The purpose of this study was to compare two non-parametric procedures, the Mantel-Haenszel (MH) procedure and the simultaneous item bias (SIB) procedure, with respect to their Type I error rates and power, and to investigate the conditions under which asymptotic distributional properties of the SIB and MH were obtained. Data were simulated to reflect a variety of conditions; the factors manipulated were sample sizes, ability distributions of the focal and the reference groups, percent of DIF items in the test, types of item and DIF effect sizes. Investigations of the distribution of the SIB and the MH statistics revealed that the SIB statistic had the theoretical asymptotic distributions when the sample sizes of the focal and reference groups exceeded 200, whereas the MH statistic did not have the theoretical asymptotic distributions under any condition. The MH and the SIB procedures were equally powerful in detecting DIF for equal ability distributions, and the SIB procedure was more powerful for unequal ability distributions than the MH procedure. The Type I error rates for the MH statistic were within limits, whereas they were higher for the SIB statistic than those for the MH statistic. Comparisons between the detection rates of the two procedures were made with respect to the various factors manipulated in the study. Suggestions for future research are made. (Contains 16 references and 11 tables.) (Author)
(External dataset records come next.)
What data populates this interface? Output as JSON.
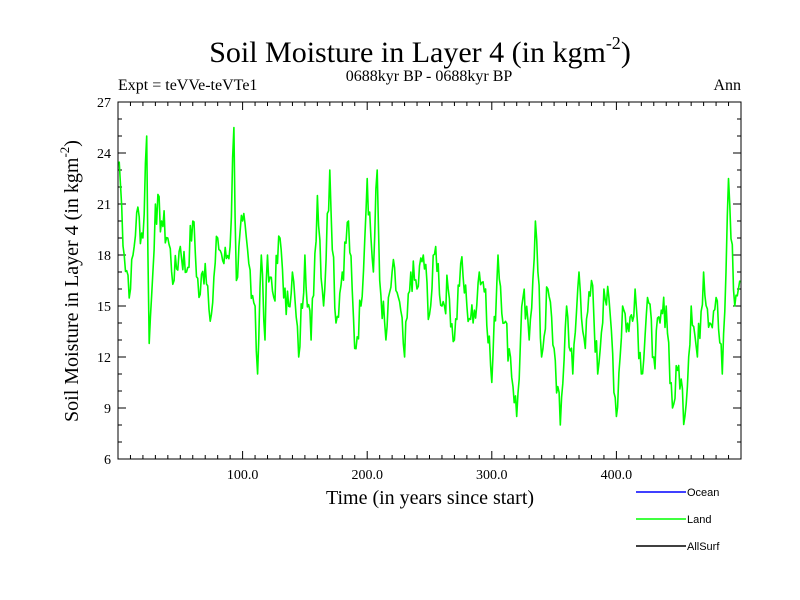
{
  "chart_data": {
    "type": "line",
    "title": "Soil Moisture in Layer 4 (in kgm",
    "title_sup": "-2",
    "title_close": ")",
    "subtitle_left": "Expt = teVVe-teVTe1",
    "subtitle_center": "0688kyr BP - 0688kyr BP",
    "subtitle_right": "Ann",
    "xlabel": "Time (in years since start)",
    "ylabel": "Soil Moisture in Layer 4 (in kgm",
    "ylabel_sup": "-2",
    "ylabel_close": ")",
    "xlim": [
      0,
      500
    ],
    "ylim": [
      6,
      27
    ],
    "x_ticks": [
      100,
      200,
      300,
      400
    ],
    "x_tick_labels": [
      "100.0",
      "200.0",
      "300.0",
      "400.0"
    ],
    "y_ticks": [
      6,
      9,
      12,
      15,
      18,
      21,
      24,
      27
    ],
    "y_tick_labels": [
      "6",
      "9",
      "12",
      "15",
      "18",
      "21",
      "24",
      "27"
    ],
    "grid": false,
    "legend": [
      {
        "name": "Ocean",
        "color": "#0000ff"
      },
      {
        "name": "Land",
        "color": "#00ff00"
      },
      {
        "name": "AllSurf",
        "color": "#000000"
      }
    ],
    "series": [
      {
        "name": "Land",
        "color": "#00ff00",
        "x": [
          1,
          5,
          10,
          15,
          20,
          23,
          25,
          28,
          30,
          35,
          40,
          45,
          50,
          55,
          60,
          65,
          70,
          75,
          80,
          85,
          90,
          93,
          95,
          100,
          105,
          110,
          112,
          115,
          118,
          120,
          125,
          130,
          135,
          140,
          145,
          150,
          155,
          160,
          165,
          170,
          175,
          180,
          185,
          190,
          195,
          200,
          205,
          208,
          210,
          215,
          220,
          225,
          230,
          235,
          240,
          245,
          250,
          255,
          260,
          265,
          270,
          275,
          280,
          285,
          290,
          295,
          300,
          305,
          310,
          315,
          320,
          325,
          330,
          335,
          340,
          345,
          350,
          355,
          360,
          365,
          370,
          375,
          380,
          385,
          390,
          395,
          400,
          405,
          410,
          415,
          420,
          425,
          430,
          435,
          440,
          445,
          450,
          455,
          460,
          465,
          470,
          475,
          480,
          485,
          488,
          490,
          495,
          499
        ],
        "values": [
          23.5,
          18,
          16,
          20.5,
          19,
          25,
          12.8,
          17,
          21,
          20,
          19,
          16.5,
          18.5,
          17,
          20,
          15.5,
          17.5,
          14.5,
          19,
          17.5,
          18.5,
          25.5,
          16.5,
          20,
          17.5,
          15,
          11,
          18,
          13,
          18,
          15.5,
          19,
          14.5,
          17,
          12,
          18,
          13,
          21.5,
          15,
          23,
          14,
          17,
          20,
          12.5,
          15,
          22.5,
          17,
          23,
          16.5,
          13,
          17,
          15.5,
          12,
          17,
          16,
          18,
          14.5,
          18.5,
          15,
          16,
          13,
          17.5,
          15,
          14,
          17,
          16,
          10.5,
          18,
          14,
          12,
          8.5,
          15.5,
          13,
          20,
          12,
          16,
          12.5,
          8,
          15,
          11,
          17,
          12.5,
          16.5,
          11,
          16,
          14.5,
          8.5,
          15,
          13.5,
          16,
          11,
          15.5,
          12,
          14,
          15,
          9,
          11.5,
          8.5,
          15,
          12,
          17,
          14,
          15.5,
          11,
          17,
          22.5,
          15,
          16.5
        ]
      }
    ]
  }
}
Publication Type: Reports - Evaluative; Speeches/Meeting Papers
Education Level: N/A
Authoring Institution: Massachusetts Univ., Amherst. School of Education.
Identifiers: Ability Estimates; Asymptotic Distributions; Mantel Haenszel Procedure; Simultaneous Item Bias Procedure; Type I Errors
Note: Paper presented at the Annual Meeting of the National Council on Measurement in Education (Atlanta, GA, April 13-15, 1993).